Önceki gün tarihi bir olaya şahit olduk. Hamas ile İsrail arasında imzalanan ateşkes anlaşmasından sonra esir takasını ekranlarda seyrettik. Gelecek nesiller bu olayı, "falan tarihte başladı, falan tarihte bitti, şu kadar ölü, şu kadar yaralı..." diye tarih kitaplarına düşülen küçük bir not olarak okuyacaklar. Tıpkı bizim, geçmişte yaşanan nice büyük, nice kader tayin edici hadiseyi birkaç satırda tüketmemiz gibi. Belki de bir "Prime Time"da birkaç dakikalık bir görsele sığdıracaklar, bizim gibi. Özellikle biz, medyanın etkisiyle artık görsel nesliyiz. Görselin ötesini pek merak etmiyoruz. Hatta zaman kaybı gibi görüyoruz.
O yüzden bütün bir dünya, savaş boyunca Gazze'de yıkılan evlere, gökten yağdırılan bombalara, cenazelerini çıkarmak için enkazı tırnaklarıyla kazan insanlara, çığlık atan kadınlara, "ruhunun ruhunu" yitirdiği için ardından gözyaşı döken, sonra kendisi de ruhunun peşinden giden dedelere, Gazze'nin kuzeyinden güneyine, güneyinden doğusuna, doğusundan batısına... Gün gün, saat saat sürüklenen kalabalıklara odaklandı. Bir görsel şölen gibi seyretti. Doğal olarak İsrail'in dinmeyen öfkesinin nasıl bir zaferle sonuçlanacağını bekledi. Dün, gördüğümüz manzara görsel neslinin kıymet ölçülerini altüst eden türdendi. Öldürülenlerin, baldırı çıplakların, canlarından başka silahları olmayanların, yalnız koyulanların, aç biilaç bırakılanların, yağmurlara, bombalara, fırtınalara terk edilenlerin, tufanın çocuklarının nasıl bir kasırgaya dönüştüklerini, kanın kılıca galip geldiğini gözleriyle gördüler. Tel Aviv sokaklarında matem türküleri, Gazze evlerinde zılgıt sesleri yükseliyordu.

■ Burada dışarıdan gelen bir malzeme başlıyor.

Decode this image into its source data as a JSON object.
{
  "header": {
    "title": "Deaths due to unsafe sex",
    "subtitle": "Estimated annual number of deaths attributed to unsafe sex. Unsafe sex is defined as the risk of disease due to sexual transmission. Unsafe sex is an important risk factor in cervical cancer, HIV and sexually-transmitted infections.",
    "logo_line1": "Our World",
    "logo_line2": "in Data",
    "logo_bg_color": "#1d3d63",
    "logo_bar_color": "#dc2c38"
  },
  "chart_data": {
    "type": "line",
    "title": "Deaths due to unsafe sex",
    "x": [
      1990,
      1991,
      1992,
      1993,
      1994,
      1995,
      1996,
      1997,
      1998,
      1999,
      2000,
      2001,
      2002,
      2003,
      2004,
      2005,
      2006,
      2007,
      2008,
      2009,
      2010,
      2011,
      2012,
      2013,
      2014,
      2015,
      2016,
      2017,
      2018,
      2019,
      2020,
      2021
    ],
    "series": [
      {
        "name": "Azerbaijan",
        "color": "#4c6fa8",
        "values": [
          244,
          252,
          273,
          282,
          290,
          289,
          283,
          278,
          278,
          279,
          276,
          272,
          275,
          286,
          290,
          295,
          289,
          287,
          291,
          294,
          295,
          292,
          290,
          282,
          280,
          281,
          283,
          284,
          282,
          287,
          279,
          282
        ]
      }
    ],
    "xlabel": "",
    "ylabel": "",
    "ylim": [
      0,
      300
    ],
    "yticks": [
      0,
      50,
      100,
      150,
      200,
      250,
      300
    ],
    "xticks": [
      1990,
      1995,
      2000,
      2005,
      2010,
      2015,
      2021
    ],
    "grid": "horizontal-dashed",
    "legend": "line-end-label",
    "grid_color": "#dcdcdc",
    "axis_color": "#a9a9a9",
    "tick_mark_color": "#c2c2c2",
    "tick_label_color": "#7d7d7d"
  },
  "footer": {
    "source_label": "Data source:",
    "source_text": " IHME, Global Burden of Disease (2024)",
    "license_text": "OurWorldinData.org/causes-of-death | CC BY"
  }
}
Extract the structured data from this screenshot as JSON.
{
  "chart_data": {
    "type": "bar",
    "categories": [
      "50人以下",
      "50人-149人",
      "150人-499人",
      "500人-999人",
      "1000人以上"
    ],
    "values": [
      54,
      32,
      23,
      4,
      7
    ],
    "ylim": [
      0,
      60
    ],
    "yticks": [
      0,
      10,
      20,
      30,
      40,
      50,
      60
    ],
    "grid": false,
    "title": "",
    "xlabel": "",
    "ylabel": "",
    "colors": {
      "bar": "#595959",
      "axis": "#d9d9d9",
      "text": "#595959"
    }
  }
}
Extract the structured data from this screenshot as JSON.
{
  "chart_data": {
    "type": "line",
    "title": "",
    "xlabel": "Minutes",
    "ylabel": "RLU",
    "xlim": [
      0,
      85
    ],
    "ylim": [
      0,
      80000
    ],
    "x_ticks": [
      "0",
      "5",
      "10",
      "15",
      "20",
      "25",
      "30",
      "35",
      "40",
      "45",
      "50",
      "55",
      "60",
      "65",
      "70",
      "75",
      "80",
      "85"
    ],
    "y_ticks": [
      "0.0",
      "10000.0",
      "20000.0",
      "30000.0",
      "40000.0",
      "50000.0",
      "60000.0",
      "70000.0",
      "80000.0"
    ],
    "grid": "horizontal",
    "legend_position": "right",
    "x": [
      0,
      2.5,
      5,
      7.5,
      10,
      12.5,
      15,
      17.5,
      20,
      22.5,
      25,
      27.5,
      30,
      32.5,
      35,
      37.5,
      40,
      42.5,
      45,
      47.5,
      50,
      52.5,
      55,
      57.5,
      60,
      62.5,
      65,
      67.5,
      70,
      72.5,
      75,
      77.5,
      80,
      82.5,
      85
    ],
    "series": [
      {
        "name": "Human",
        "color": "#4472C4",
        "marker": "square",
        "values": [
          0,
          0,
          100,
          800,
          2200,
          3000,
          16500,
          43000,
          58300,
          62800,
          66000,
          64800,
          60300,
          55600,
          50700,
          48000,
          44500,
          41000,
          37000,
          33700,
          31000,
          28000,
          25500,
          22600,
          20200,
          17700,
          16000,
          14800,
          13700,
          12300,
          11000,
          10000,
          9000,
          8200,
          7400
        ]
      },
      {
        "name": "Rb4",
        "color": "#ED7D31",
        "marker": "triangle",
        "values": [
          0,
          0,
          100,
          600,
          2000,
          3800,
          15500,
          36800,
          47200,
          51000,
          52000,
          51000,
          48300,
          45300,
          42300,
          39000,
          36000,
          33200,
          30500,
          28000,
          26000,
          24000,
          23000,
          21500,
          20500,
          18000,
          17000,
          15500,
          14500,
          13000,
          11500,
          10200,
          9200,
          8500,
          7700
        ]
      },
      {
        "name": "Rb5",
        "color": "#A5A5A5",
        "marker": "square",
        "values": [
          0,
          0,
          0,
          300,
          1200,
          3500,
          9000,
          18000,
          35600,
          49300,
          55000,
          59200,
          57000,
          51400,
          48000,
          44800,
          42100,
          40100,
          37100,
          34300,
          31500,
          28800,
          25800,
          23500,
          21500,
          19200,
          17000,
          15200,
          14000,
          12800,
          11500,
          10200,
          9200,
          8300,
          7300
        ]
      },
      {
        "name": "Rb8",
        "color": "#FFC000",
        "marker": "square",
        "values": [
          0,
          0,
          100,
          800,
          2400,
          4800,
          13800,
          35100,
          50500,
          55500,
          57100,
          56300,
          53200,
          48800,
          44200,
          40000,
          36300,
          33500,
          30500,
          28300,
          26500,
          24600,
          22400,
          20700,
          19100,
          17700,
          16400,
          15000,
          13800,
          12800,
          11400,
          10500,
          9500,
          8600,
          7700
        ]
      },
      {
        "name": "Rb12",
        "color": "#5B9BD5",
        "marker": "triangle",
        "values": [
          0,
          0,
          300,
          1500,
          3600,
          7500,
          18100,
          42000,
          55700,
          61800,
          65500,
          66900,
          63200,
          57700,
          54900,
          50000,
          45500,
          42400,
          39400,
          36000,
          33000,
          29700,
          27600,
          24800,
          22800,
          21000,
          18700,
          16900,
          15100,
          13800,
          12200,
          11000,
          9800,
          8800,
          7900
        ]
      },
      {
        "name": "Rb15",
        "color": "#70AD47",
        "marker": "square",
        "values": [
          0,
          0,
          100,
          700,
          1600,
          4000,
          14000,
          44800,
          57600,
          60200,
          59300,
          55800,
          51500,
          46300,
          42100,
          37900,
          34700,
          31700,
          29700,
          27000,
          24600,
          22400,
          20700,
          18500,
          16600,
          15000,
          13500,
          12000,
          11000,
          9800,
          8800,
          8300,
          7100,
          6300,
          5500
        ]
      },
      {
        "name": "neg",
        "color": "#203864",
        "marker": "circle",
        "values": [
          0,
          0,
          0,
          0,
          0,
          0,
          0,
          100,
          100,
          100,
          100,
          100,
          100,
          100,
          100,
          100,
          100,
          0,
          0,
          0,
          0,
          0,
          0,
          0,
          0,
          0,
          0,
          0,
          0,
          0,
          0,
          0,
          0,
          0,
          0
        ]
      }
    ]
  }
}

Enkazın altında boğuldukları, tünellerde öldükleri veya ölümle pençeleştikleri düşünülen Kassam savaşçıları en yeni kıyafetleriyle, son model arabalarıyla, -hem de 7 Ekim 2023 hücumunu gerçekleştirdikleri arabalarıyla- ortaya çıkıverdiler. İki senedir sabırla kendilerinin arkasında duran halklarıyla kucaklaştılar. Dünya, medya, görsel nesli şokta... İsrail sokağının ağzını bıçak açmıyor. İsrailliler, demek ki bizim anlı şanlı ordumuz, sadece binaları bombalamış, diyorlar. İlk bırakılan İsrailli üç esirin tutulduğu yer ise, İsrail ordusunun kontrolü altındaki bölgenin yakınında, adeta gözlerinin önündeymiş.
Zaferi, çok cana kıymak, çok ev, çok okul, çok hastane yıkmak, insanları derbeder etmek, aç biilaç bırakmak gibi algılayan görsel nesli anlamakta zorlanacak ama buna sonun başlangıcı denir. İsrail'in, Müslümanların birinci dünya savaşında aldıkları ağır yenilginin şokunu atlatamadıkları süreçte gelip konduğu topraklarda yıldırım zaferler elde ettiği günler artık geride kaldı. İlk defa İsrail, bir imparatorluğun değil, güçlü bir devletin değil, yıllardır ambargo altındaki bir halkın ciğerparelerinin kurdukları bir örgütün saldırısıyla sarsıldı. Kıymet ölçüleri değişti bu yüzden. Bugünden sonra İsrail'in bu topraklarda tutunması mümkün olmayacaktır. Çünkü Gazzeliler bu toprakların gerçek sahipleri olduklarını kanıtladılar. Öldüler, enkaza gömüldüler, ama topraklarını terk etmediler, gitmediler. Gazze'nin yaşadığı yıkımın yanında sözü edilemeyecek bir saldırı sonrası en az elli bin Yahudi bir daha geri dönmemek üzere İsrail'i terk etti, arkasına bakmadan gitti. Daha da gidecekler. Çünkü bu toprakların sahipleri değiller. Bir toprağın uğruna ölüyorsan eğer o toprak senindir çünkü.
Hamasın, Kassam tugaylarının, Kudüs seriyyelerinin ötesinde, Gazze halkına şükran borçluyuz. Kıymet ölçülerini altüst ettikleri için. Bizim kitaplarda üç beş satır olarak okuduğumuz hakikatleri kanlarıyla gözlerimize soktukları için. Sabrın, özgürlüğün, direnişin, kişiliğin, erdemin, yiğitliğin, cihadın, imanın, tevhidin ne olduğunu gösterdikleri için. Gazzeliler, siz Kur'an'ın yirmi birinci yüzyılındaki tefsirisiniz. Siz ruhumuzun ruhusunuz. O pak alnınızdan öpüyorum.